(Bloomberg) — Duolingo Inc., a Pittsburgh company that makes a popular language-learning app, was removed from some app stores in China, signaling the government’s crackdown on for-profit education may be extending beyond the country’s shores.
“We are working to address the issue and are hopeful that the app will be reinstated in the near term,” the company said in an emailed statement. “In the meanwhile, existing users in China can continue to use the app as they always do.”
Unverified reports of the app’s removal spread on social media Thursday, briefly sending Duolingo’s stock dipping.
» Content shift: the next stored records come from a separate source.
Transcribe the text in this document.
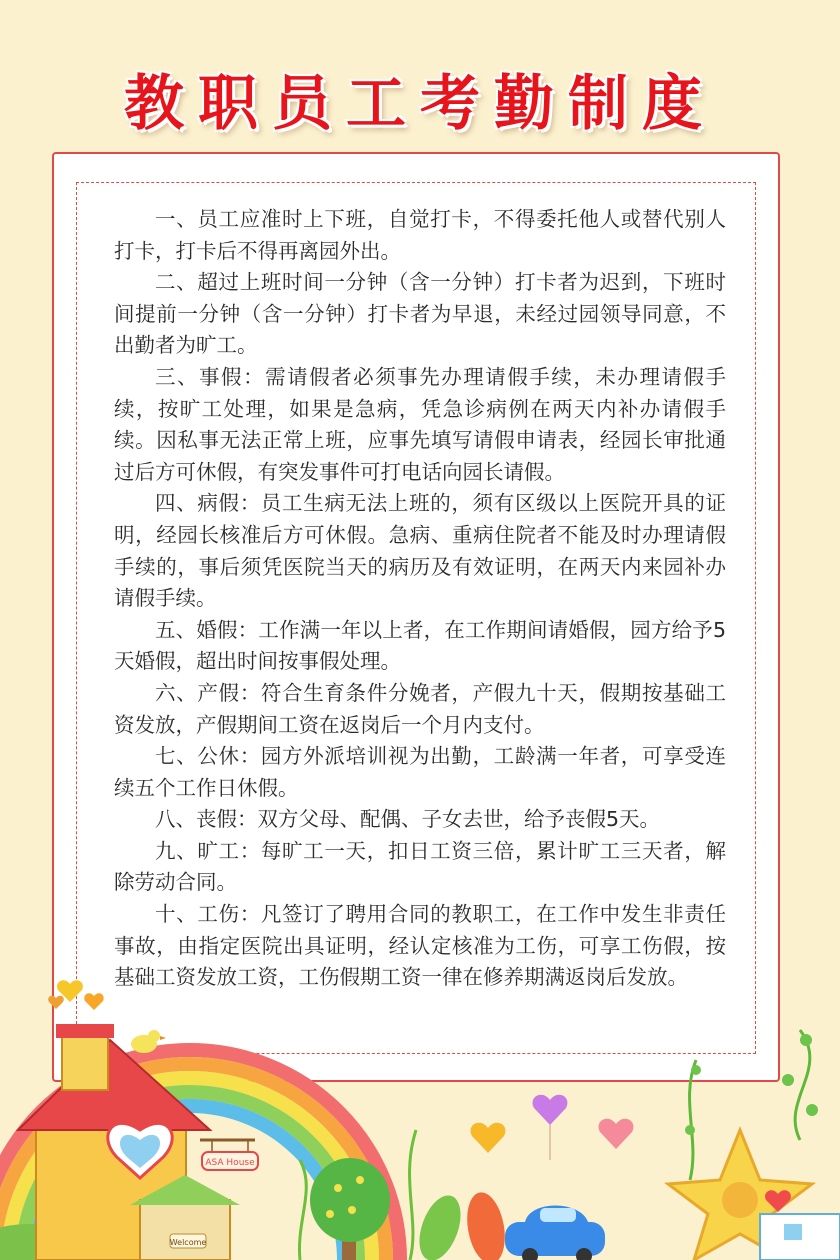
教职员工考勤制度

一、员工应准时上下班，自觉打卡，不得委托他人或替代别人打卡，打卡后不得再离园外出。

二、超过上班时间一分钟（含一分钟）打卡者为迟到，下班时间提前一分钟（含一分钟）打卡者为早退，未经过园领导同意，不出勤者为旷工。

三、事假：需请假者必须事先办理请假手续，未办理请假手续，按旷工处理，如果是急病，凭急诊病例在两天内补办请假手续。因私事无法正常上班，应事先填写请假申请表，经园长审批通过后方可休假，有突发事件可打电话向园长请假。

四、病假：员工生病无法上班的，须有区级以上医院开具的证明，经园长核准后方可休假。急病、重病住院者不能及时办理请假手续的，事后须凭医院当天的病历及有效证明，在两天内来园补办请假手续。

五、婚假：工作满一年以上者，在工作期间请婚假，园方给予5天婚假，超出时间按事假处理。

六、产假：符合生育条件分娩者，产假九十天，假期按基础工资发放，产假期间工资在返岗后一个月内支付。

七、公休：园方外派培训视为出勤，工龄满一年者，可享受连续五个工作日休假。

八、丧假：双方父母、配偶、子女去世，给予丧假5天。

九、旷工：每旷工一天，扣日工资三倍，累计旷工三天者，解除劳动合同。

十、工伤：凡签订了聘用合同的教职工，在工作中发生非责任事故，由指定医院出具证明，经认定核准为工伤，可享工伤假，按基础工资发放工资，工伤假期工资一律在修养期满返岗后发放。

Welcome
ASA House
It ended the day with a gain of about 3%.
It’s not clear whether the removal was related to China’s recent crackdown on educational practices. In late July, Beijing authorities announced a broad set of reforms for private education companies, seeking to decrease workloads for students and overhaul a sector it said had been “hijacked by capital.”
In addition to forcing such companies to become non-profits, the regulations banned the teaching of foreign curriculums, tightened scrutiny of imported textbooks and forbid the hiring of foreign teachers outside of China.
China’s broad campaign to rein in technology companies has thus far focused primarily on homegrown giants like Alibaba Group Holding Ltd. and Tencent Holdings Ltd. But the unprecedented campaign is creating ripple effects globally, including by restricting the flow of Chinese IPOs to the U.S.
Most recently, fears that Beijing will next set its sights on the gaming sector walloped shares in Tencent and global partners, including Nintendo Co. and Nexon Co. Beijing has a history of hampering foreign firms, imposing its censorship requirements on Apple Inc., while mandating cloud services like Amazon.com Inc.’s work only through a Chinese partner.